Dias após a morte de Lucas, a família que mora na barreira em frente à tragédia estampou um banner amarelo com um pedido de socorro: “Prefeitura do Recife, será que também vamos ter que morrer pra que a barreira daqui seja feita?” Pouco mais de 1 ano, 8 famílias recriam um cartaz maior. Por coincidência ou não, o amarelo e vermelho, cores do PSB, partido da gestão municipal atual, estampam os gritos silenciados pelo povo.
O racismo ambiental é isso: um descaso coberto com lona, onde todo mundo vê mas não vê, e a gente sabe que ele só mata quem geme. No ano da tragédia, a Prefeitura do Recife havia executado em 9 anos apenas 17% do que era previsto para a prevenção de danos nas chuvas.
Coisa que me faz refletir sobre o tempo em que a gente não é visto. Desde 1970, há registros de mortes por deslizamentos narrados pelos moradores. Desde 1891 o Recife tem prefeito, desde 1887 Linha do Tiro já existia. O Córrego do Sargento não está nos relatos oficiais da história. Por muitos anos, moradores de comunidades vizinhas chamavam a comunidade de “Córrego do Cocô” por causa da quantidade de fezes e de esgoto a céu aberto, com meninos magrinhos e descalços que andavam carregando uma barriga enorme.
Dizem que por lá já houve uma fábrica de sapatos e também um campo gigante, com o pé de manga que não se podia comer porque Dona Carmelita, dona do terreiro que ficava ao lado, dizia que a manga era do santo. Hoje, a comunidade não tem nada. Apenas uma igreja evangélica e a sede do Coletivo Sargento Perifa. As mais de 300 crianças do território acessam parques, escolas e creches em outras localidades e isso também acontece com o posto de saúde.
A ausência de um espaço para as crianças de hoje brincarem é a saudade das crianças de ontem e de antes de ontem também. O que Andrezinho e sua irmã não desfrutam no presente, sua avó desfrutou no passado. Para ela, o único ponto de respiro acabou e o lamento é o mesmo do Seu Djalma, que também já jogou bola no campo. Sumiu o campo, a bola, a mãe de santo, o pé de manga e as gargalhadas.
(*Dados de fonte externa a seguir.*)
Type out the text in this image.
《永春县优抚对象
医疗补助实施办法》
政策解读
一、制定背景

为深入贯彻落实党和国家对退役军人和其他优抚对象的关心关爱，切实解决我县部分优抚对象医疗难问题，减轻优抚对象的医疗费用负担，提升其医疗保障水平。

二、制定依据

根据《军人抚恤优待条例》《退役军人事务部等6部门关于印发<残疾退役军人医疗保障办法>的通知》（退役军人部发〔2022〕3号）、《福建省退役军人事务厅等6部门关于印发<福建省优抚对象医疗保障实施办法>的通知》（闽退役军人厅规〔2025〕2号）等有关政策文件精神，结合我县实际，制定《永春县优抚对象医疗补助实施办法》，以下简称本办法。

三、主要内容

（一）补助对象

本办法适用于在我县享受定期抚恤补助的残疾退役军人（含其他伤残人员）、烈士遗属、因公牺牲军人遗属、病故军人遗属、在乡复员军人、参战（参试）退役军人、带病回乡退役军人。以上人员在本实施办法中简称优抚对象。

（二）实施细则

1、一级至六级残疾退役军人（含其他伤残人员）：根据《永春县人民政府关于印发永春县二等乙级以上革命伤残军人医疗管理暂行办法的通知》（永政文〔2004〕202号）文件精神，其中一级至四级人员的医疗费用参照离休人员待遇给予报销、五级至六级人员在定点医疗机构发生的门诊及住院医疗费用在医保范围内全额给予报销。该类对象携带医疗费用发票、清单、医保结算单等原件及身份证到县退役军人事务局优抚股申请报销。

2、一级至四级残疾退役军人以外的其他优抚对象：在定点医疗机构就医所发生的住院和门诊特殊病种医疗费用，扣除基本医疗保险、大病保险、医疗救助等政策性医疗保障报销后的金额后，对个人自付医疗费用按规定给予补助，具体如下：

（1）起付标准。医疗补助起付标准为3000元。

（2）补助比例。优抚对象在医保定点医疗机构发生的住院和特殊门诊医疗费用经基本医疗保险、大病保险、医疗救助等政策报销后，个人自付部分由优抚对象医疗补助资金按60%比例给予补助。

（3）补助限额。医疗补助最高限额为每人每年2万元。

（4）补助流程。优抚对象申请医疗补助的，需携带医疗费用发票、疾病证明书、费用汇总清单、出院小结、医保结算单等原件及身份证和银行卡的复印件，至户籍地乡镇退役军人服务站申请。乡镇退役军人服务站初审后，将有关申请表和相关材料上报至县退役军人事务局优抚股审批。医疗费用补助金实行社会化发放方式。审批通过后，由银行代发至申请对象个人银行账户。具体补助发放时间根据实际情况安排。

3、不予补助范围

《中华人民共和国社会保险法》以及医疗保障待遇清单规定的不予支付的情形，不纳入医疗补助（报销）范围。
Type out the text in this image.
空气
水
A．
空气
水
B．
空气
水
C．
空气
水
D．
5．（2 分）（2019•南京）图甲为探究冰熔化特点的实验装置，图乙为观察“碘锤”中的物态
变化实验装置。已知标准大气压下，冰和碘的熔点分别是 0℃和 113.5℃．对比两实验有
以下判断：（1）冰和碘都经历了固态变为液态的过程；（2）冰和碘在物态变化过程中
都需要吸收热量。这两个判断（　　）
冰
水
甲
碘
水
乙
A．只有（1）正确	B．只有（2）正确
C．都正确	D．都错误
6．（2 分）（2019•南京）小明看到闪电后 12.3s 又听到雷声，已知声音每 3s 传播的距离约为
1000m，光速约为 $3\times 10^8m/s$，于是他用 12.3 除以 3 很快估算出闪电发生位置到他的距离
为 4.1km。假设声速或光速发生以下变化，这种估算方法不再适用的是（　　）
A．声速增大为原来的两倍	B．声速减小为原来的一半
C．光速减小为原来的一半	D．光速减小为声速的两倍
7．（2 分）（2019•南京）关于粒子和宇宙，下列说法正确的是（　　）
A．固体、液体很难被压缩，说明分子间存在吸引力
Não por acaso, o campo que falta para o idoso de 70 anos, o homem de 38 e a criança de 7 deu espaço a perguntas sem resposta e se replicam em milhares de brasileiros, sobretudo em época de chuvas, quando acionam as plataformas de busca e procuram por deslizamentos de barreiras.
O que hoje há no Córrego do Sargento
©Lucas Delmas
Primeira infância e o cenário das crianças periféricas
É chamada de primeira infância a fase entre 0 e 6 anos da criança, o período onde tudo começa. Segundo a Fundação Maria Cecilia Souto Vidigal, “é a janela em que experiências, descobertas e afetos são levados para o resto da vida”. Por outro lado, o racismo ambiental pode impedir o desenvolvimento saudável, ele refere-se à discriminação sistêmica imposta pelo Estado aos territórios periféricos, privando seus habitantes de acesso a serviços básicos essenciais, como água potável, saneamento, eletricidade e habitação adequada, bem como ao direito a um ambiente saudável. Essas comunidades muitas vezes são alvo de decisões deliberadas, como a localização de lixões, e, como resultado, enfrentam uma série de adversidades, incluindo altas taxas de violência urbana que impactam de maneira desproporcional pessoas negras e residentes dessas áreas marginalizadas, que são frequentemente colocadas em situações de risco extremo, seja por ações diretas da humanidade ou por desastres ambientais induzidos pelo homem.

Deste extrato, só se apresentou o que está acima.